Lin Xiyue sadar dan mengangguk penuh terima kasih. Dia mencoba menyangga tubuh dengan tangan, pergelangan tangan yang putih gemetar hebat, mungkin terlalu ketakutan, tak bisa mengerahkan tenaga, sudah berusaha keras tapi tak mampu berdiri sendiri. Cahaya terang memanjang dan memiringkan bayangannya, tampak rapuh dan tak berdaya. Saat itu sebuah mobil masuk, gesekan ban dengan jalan membuat suara tajam, membuat Lin Xiyue semakin takut dan membuka mata lebar-lebar. Dalam kondisi seperti itu, sekalipun bisa keluar dari sini, dia tak tahu mau ke mana, apalagi cari dokter untuk membalut luka.

Zheng Yunzhou mendesah, melepas jaketnya dan membungkus tubuh Lin Xiyue, menggendongnya dengan posisi melintang. Lin Xiyue masih gemetar, tiba-tiba dikelilingi aroma sejuk yang segar, tubuhnya terangkat, saat menengadah, bertemu dengan mata Zheng Yunzhou yang dalam seperti danau. Meskipun dingin, suaranya lebih lembut dari biasanya, mungkin karena kasihan padanya. Zheng Yunzhou singkat menjelaskan, "Aku bawa kamu ke rumah sakit, lebih cepat." "Hmm," dengan sedikit kehangatan dari dalam jaketnya, Lin Xiyue berusaha bicara dengan suara serak bercampur bau darah, "Terima kasih, Pak Zheng." Zheng Yunzhou menjawab santai, "Kalau terjadi sesuatu padamu di sini, itu tanggung jawabku." Namun saat itu Lin Xiyue tak punya tenaga menolak, juga tak menjawab.

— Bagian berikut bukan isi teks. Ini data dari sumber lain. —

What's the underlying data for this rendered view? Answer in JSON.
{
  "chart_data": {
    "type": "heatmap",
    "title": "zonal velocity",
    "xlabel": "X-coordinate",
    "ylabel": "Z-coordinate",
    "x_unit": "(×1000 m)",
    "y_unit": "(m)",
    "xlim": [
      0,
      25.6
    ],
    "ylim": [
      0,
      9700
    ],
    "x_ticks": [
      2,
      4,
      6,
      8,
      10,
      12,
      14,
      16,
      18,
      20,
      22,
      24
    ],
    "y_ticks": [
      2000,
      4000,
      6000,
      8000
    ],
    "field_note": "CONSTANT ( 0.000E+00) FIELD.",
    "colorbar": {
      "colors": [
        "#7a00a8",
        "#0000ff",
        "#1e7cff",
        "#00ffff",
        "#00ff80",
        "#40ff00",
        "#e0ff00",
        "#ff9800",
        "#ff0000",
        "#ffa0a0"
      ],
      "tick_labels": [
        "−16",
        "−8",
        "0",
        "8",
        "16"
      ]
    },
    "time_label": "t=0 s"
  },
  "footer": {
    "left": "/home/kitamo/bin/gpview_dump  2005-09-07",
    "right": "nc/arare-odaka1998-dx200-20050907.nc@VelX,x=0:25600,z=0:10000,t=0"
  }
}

Dia baru sembilan belas tahun, hatinya bukan terbuat dari besi, pisau di leher pun tetap menakutkan. Sebaliknya, Lin Xiyue sangat takut, takut mati begitu saja tanpa arti. Dia sudah belajar bertahun-tahun, berjuang keras agar suatu hari bisa hidup dengan kepala tegak, mengalir seperti sungai dari pegunungan menuju lautan besar, belum sempat menikmati hidup sehari pun, dia tak ingin mati seperti itu. Kalau dia mati, bagaimana dengan Xiao Hao? Siapa yang akan merawatnya? Lin Xiyue menempelkan wajahnya di dada Zheng Yunzhou, tahu ini bukan tempat untuk bertahan lama, tapi dalam ketakutan setelah selamat dari bencana, dia tak bisa menahan diri untuk merapat. Tubuhnya ringan, lembut bersandar di dadanya, sedikit gemetar, napasnya cepat dan tidak teratur.

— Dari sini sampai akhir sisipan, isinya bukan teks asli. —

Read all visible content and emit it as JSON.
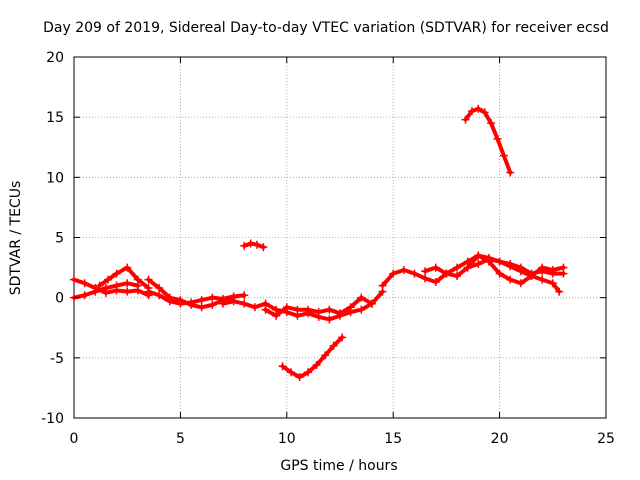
{
  "chart_data": {
    "type": "scatter",
    "title": "Day 209 of 2019, Sidereal Day-to-day VTEC variation (SDTVAR) for receiver ecsd",
    "xlabel": "GPS time / hours",
    "ylabel": "SDTVAR / TECUs",
    "xlim": [
      0,
      25
    ],
    "ylim": [
      -10,
      20
    ],
    "xticks": [
      0,
      5,
      10,
      15,
      20,
      25
    ],
    "yticks": [
      -10,
      -5,
      0,
      5,
      10,
      15,
      20
    ],
    "grid": true,
    "legend": "none",
    "marker": "+",
    "series": [
      {
        "name": "trace-1",
        "color": "#ff0000",
        "x": [
          0.0,
          0.5,
          1.0,
          1.5,
          2.0,
          2.5,
          3.0
        ],
        "y": [
          0.0,
          0.2,
          0.5,
          0.8,
          1.0,
          1.2,
          1.0
        ]
      },
      {
        "name": "trace-2",
        "color": "#ff0000",
        "x": [
          0.0,
          0.5,
          1.0,
          1.5,
          2.0,
          2.5,
          3.0,
          3.5
        ],
        "y": [
          1.5,
          1.2,
          0.8,
          0.4,
          0.6,
          0.5,
          0.6,
          0.2
        ]
      },
      {
        "name": "trace-3",
        "color": "#ff0000",
        "x": [
          1.2,
          1.6,
          2.0,
          2.5,
          3.0,
          3.5
        ],
        "y": [
          1.0,
          1.5,
          2.0,
          2.5,
          1.5,
          0.8
        ]
      },
      {
        "name": "trace-4",
        "color": "#ff0000",
        "x": [
          3.5,
          4.0,
          4.5,
          5.0,
          5.5,
          6.0,
          6.5,
          7.0,
          7.5
        ],
        "y": [
          1.5,
          0.8,
          0.0,
          -0.2,
          -0.6,
          -0.8,
          -0.6,
          -0.2,
          0.0
        ]
      },
      {
        "name": "trace-5",
        "color": "#ff0000",
        "x": [
          3.5,
          4.0,
          4.5,
          5.0,
          5.5,
          6.0,
          6.5,
          7.0,
          7.5,
          8.0
        ],
        "y": [
          0.5,
          0.2,
          -0.3,
          -0.5,
          -0.4,
          -0.2,
          0.0,
          -0.1,
          0.1,
          0.2
        ]
      },
      {
        "name": "trace-6",
        "color": "#ff0000",
        "x": [
          7.0,
          7.5,
          8.0,
          8.5,
          9.0,
          9.5,
          10.0,
          10.5,
          11.0,
          11.5,
          12.0,
          12.5,
          13.0,
          13.5,
          14.0,
          14.5
        ],
        "y": [
          -0.5,
          -0.3,
          -0.5,
          -0.8,
          -0.5,
          -1.0,
          -1.2,
          -1.5,
          -1.3,
          -1.6,
          -1.8,
          -1.5,
          -1.2,
          -1.0,
          -0.5,
          0.5
        ]
      },
      {
        "name": "trace-7",
        "color": "#ff0000",
        "x": [
          9.0,
          9.5,
          10.0,
          10.5,
          11.0,
          11.5,
          12.0,
          12.5,
          13.0,
          13.5,
          14.0
        ],
        "y": [
          -1.0,
          -1.5,
          -0.8,
          -1.0,
          -1.0,
          -1.2,
          -1.0,
          -1.3,
          -0.8,
          0.0,
          -0.5
        ]
      },
      {
        "name": "trace-8",
        "color": "#ff0000",
        "x": [
          8.0,
          8.3,
          8.6,
          8.9
        ],
        "y": [
          4.3,
          4.5,
          4.4,
          4.2
        ]
      },
      {
        "name": "trace-9",
        "color": "#ff0000",
        "x": [
          9.8,
          10.2,
          10.6,
          11.0,
          11.4,
          11.8,
          12.2,
          12.6
        ],
        "y": [
          -5.7,
          -6.2,
          -6.6,
          -6.2,
          -5.6,
          -4.8,
          -4.0,
          -3.3
        ]
      },
      {
        "name": "trace-10",
        "color": "#ff0000",
        "x": [
          14.5,
          15.0,
          15.5,
          16.0,
          16.5,
          17.0,
          17.5,
          18.0,
          18.5,
          19.0,
          19.5,
          20.0,
          20.5,
          21.0,
          21.5,
          22.0,
          22.5,
          23.0
        ],
        "y": [
          1.0,
          2.0,
          2.3,
          2.0,
          1.6,
          1.3,
          2.0,
          2.5,
          3.0,
          3.5,
          3.3,
          3.0,
          2.8,
          2.5,
          2.0,
          2.2,
          2.0,
          2.0
        ]
      },
      {
        "name": "trace-11",
        "color": "#ff0000",
        "x": [
          16.5,
          17.0,
          17.5,
          18.0,
          18.5,
          19.0,
          19.5,
          20.0,
          20.5,
          21.0,
          21.5,
          22.0,
          22.5,
          23.0
        ],
        "y": [
          2.2,
          2.5,
          2.0,
          1.8,
          2.5,
          3.5,
          3.0,
          2.0,
          1.5,
          1.2,
          1.8,
          2.5,
          2.3,
          2.5
        ]
      },
      {
        "name": "trace-12",
        "color": "#ff0000",
        "x": [
          18.5,
          19.0,
          19.5,
          20.0,
          20.5,
          21.0,
          21.5,
          22.0,
          22.5,
          22.8
        ],
        "y": [
          2.5,
          2.8,
          3.2,
          3.0,
          2.6,
          2.2,
          1.8,
          1.5,
          1.2,
          0.5
        ]
      },
      {
        "name": "trace-13",
        "color": "#ff0000",
        "x": [
          18.4,
          18.7,
          19.0,
          19.3,
          19.6,
          19.9,
          20.2,
          20.5
        ],
        "y": [
          14.8,
          15.5,
          15.7,
          15.4,
          14.5,
          13.2,
          11.8,
          10.4
        ]
      }
    ]
  }
}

Zheng Yunzhou memeluknya seperti memegang kucing kecil yang ketakutan, tak berani memegang terlalu erat. Saat gadis itu mendekat, tangannya sedikit kaku, separuh tubuhnya seolah tersengat listrik. Lampu darurat berkedip-kedip, tiba-tiba menjadi lebih terang. Seperti hari pertama penciptaan dalam kitab suci, cahaya kuat memecah kegelapan tebal. Meskipun dia tahu ini hanya reaksi alami mencari perlindungan setelah terlepas dari bahaya, seperti perahu kecil yang berputar-putar di tengah ombak, berusaha menemukan pelabuhan untuk berlabuh. Namun langkah Zheng Yunzhou terhenti beberapa detik.

Kehangatan yang familiar merayap ke lehernya, bahkan napasnya mulai tidak teratur, hatinya terasa kosong seperti kehilangan sesuatu, sebuah perasaan kacau yang belum pernah dia rasakan sebelumnya menyergapnya.